Book Review: The Power by Naomi Alderman

This has one of the more expert “turn society on its head” premises I’ve ever come across. One day, young women around the world begin to discover an ability to create electricity with their bodies. In the days that follow, it spreads to women and girls everywhere, all of whom now have the ability to hurt, manipulate, or kill with the power in their bodies. But in a foundationally patriarchal world, what does that kind of power do to the way we live our lives?

This is Naomi Alderman’s answer to that question, and it’s gritty as hell. She pulls no punches, she strays away from no violence or rawness. This is a bleak, but honest narrative of what happens when the state of the world changes in a week. It follows several primary characters, whose stories are each stark and powerful within this new world. One is a formerly abused foster child who becomes a face for the new world. Another is the incredibly powerful daughter of gang members, who has enemies and influence in equal portion. Another is a political leader, trying to turn the tides of the changing government in her favor. The last is a Nigerian man who finds himself becoming the world’s lens for the spreading conflict and violence.
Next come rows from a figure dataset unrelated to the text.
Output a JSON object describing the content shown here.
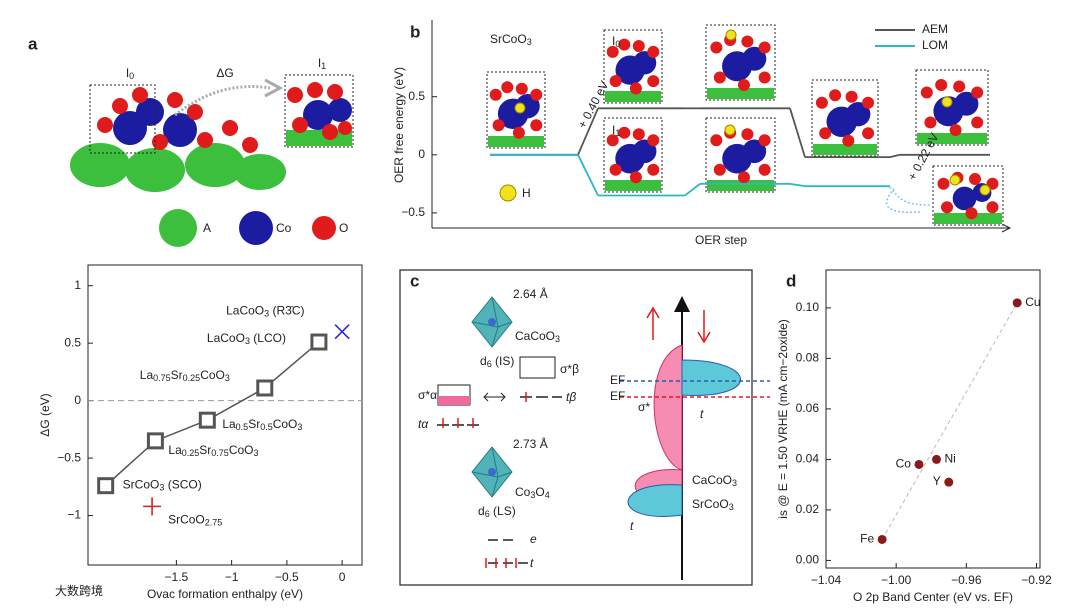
{
  "panel_labels": [
    "a",
    "b",
    "c",
    "d"
  ],
  "panel_a_top": {
    "labels": [
      "I0",
      "ΔG",
      "I1"
    ],
    "legend": [
      "A",
      "Co",
      "O"
    ]
  },
  "chart_data": [
    {
      "type": "scatter",
      "xlabel": "Ovac formation enthalpy (eV)",
      "ylabel": "ΔG (eV)",
      "xlim": [
        -2.3,
        0.18
      ],
      "ylim": [
        -1.43,
        1.18
      ],
      "xticks": [
        {
          "value": -1.5,
          "label": "−1.5"
        },
        {
          "value": -1,
          "label": "−1"
        },
        {
          "value": -0.5,
          "label": "−0.5"
        },
        0
      ],
      "yticks": [
        1,
        0.5,
        0,
        {
          "value": -0.5,
          "label": "−0.5"
        },
        {
          "value": -1,
          "label": "−1"
        }
      ],
      "reference_line": 0,
      "series": [
        {
          "marker": "square",
          "color": "#555555",
          "line": true,
          "x": [
            -2.14,
            -1.69,
            -1.22,
            -0.7,
            -0.21
          ],
          "values": [
            -0.74,
            -0.35,
            -0.17,
            0.11,
            0.51
          ],
          "labels": [
            "SrCoO3 (SCO)",
            "La0.25Sr0.75CoO3",
            "La0.5Sr0.5CoO3",
            "La0.75Sr0.25CoO3",
            "LaCoO3 (LCO)"
          ]
        },
        {
          "marker": "x",
          "color": "#2b2bd6",
          "x": [
            0.0
          ],
          "values": [
            0.6
          ],
          "labels": [
            "LaCoO3 (R3̄C)"
          ]
        },
        {
          "marker": "+",
          "color": "#e02020",
          "x": [
            -1.72
          ],
          "values": [
            -0.92
          ],
          "labels": [
            "SrCoO2.75"
          ]
        }
      ]
    },
    {
      "type": "step",
      "title": "SrCoO3",
      "xlabel": "OER step",
      "ylabel": "OER free energy (eV)",
      "categories": [
        null,
        null,
        null,
        null,
        null
      ],
      "ylim": [
        -0.63,
        1.16
      ],
      "yticks": [
        0.5,
        0,
        {
          "value": -0.5,
          "label": "−0.5"
        }
      ],
      "legend": "top-right",
      "series": [
        {
          "name": "AEM",
          "color": "#555555",
          "values": [
            0,
            0.4,
            0.4,
            -0.02,
            0
          ]
        },
        {
          "name": "LOM",
          "color": "#2ab7c7",
          "values": [
            0,
            -0.35,
            -0.25,
            -0.27,
            null
          ]
        }
      ],
      "annotations": [
        "+ 0.40 eV",
        "+ 0.22 eV",
        "I0",
        "I1",
        "H"
      ]
    },
    {
      "type": "scatter",
      "xlabel": "O 2p Band Center (eV vs. EF)",
      "ylabel": "is @ E = 1.50 VRHE (mA cm−2oxide)",
      "xlim": [
        -1.04,
        -0.918
      ],
      "ylim": [
        -0.003,
        0.115
      ],
      "xticks": [
        {
          "value": -1.04,
          "label": "−1.04"
        },
        {
          "value": -1.0,
          "label": "−1.00"
        },
        {
          "value": -0.96,
          "label": "−0.96"
        },
        {
          "value": -0.92,
          "label": "−0.92"
        }
      ],
      "yticks": [
        {
          "value": 0,
          "label": "0.00"
        },
        {
          "value": 0.02,
          "label": "0.02"
        },
        {
          "value": 0.04,
          "label": "0.04"
        },
        {
          "value": 0.06,
          "label": "0.06"
        },
        {
          "value": 0.08,
          "label": "0.08"
        },
        {
          "value": 0.1,
          "label": "0.10"
        }
      ],
      "trend_line": true,
      "series": [
        {
          "marker": "circle",
          "color": "#8b1a1a",
          "x": [
            -1.008,
            -0.987,
            -0.977,
            -0.97,
            -0.931
          ],
          "values": [
            0.0083,
            0.038,
            0.04,
            0.031,
            0.102
          ],
          "labels": [
            "Fe",
            "Co",
            "Ni",
            "Y",
            "Cu"
          ]
        }
      ]
    }
  ],
  "panel_c": {
    "texts": [
      "2.64 Å",
      "CaCoO3",
      "d6 (IS)",
      "σ*β",
      "σ*α",
      "tα",
      "tβ",
      "2.73 Å",
      "Co3O4",
      "d6 (LS)",
      "e",
      "t",
      "EF",
      "EF",
      "σ*",
      "t",
      "CaCoO3",
      "SrCoO3",
      "t"
    ]
  },
  "watermark": "大数跨境"
}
As a whole, these characters and their stories form an exquisitely paced, emotional gut punch of a book that will force you to ask a lot of questions about society and our roles in it. What happens when the world shifts overnight? This book comes to plenty of conclusions to answer that by the end, and they’re not quite what you’d expect .

This is a story about gender and humanity and visual culture and war and desperation and human connection. It’s wide in scope, which can feel overwhelming in times. However, it also feels like a proper expression of the magnitude of the story Alderman sets out to deliver. And deliver she does.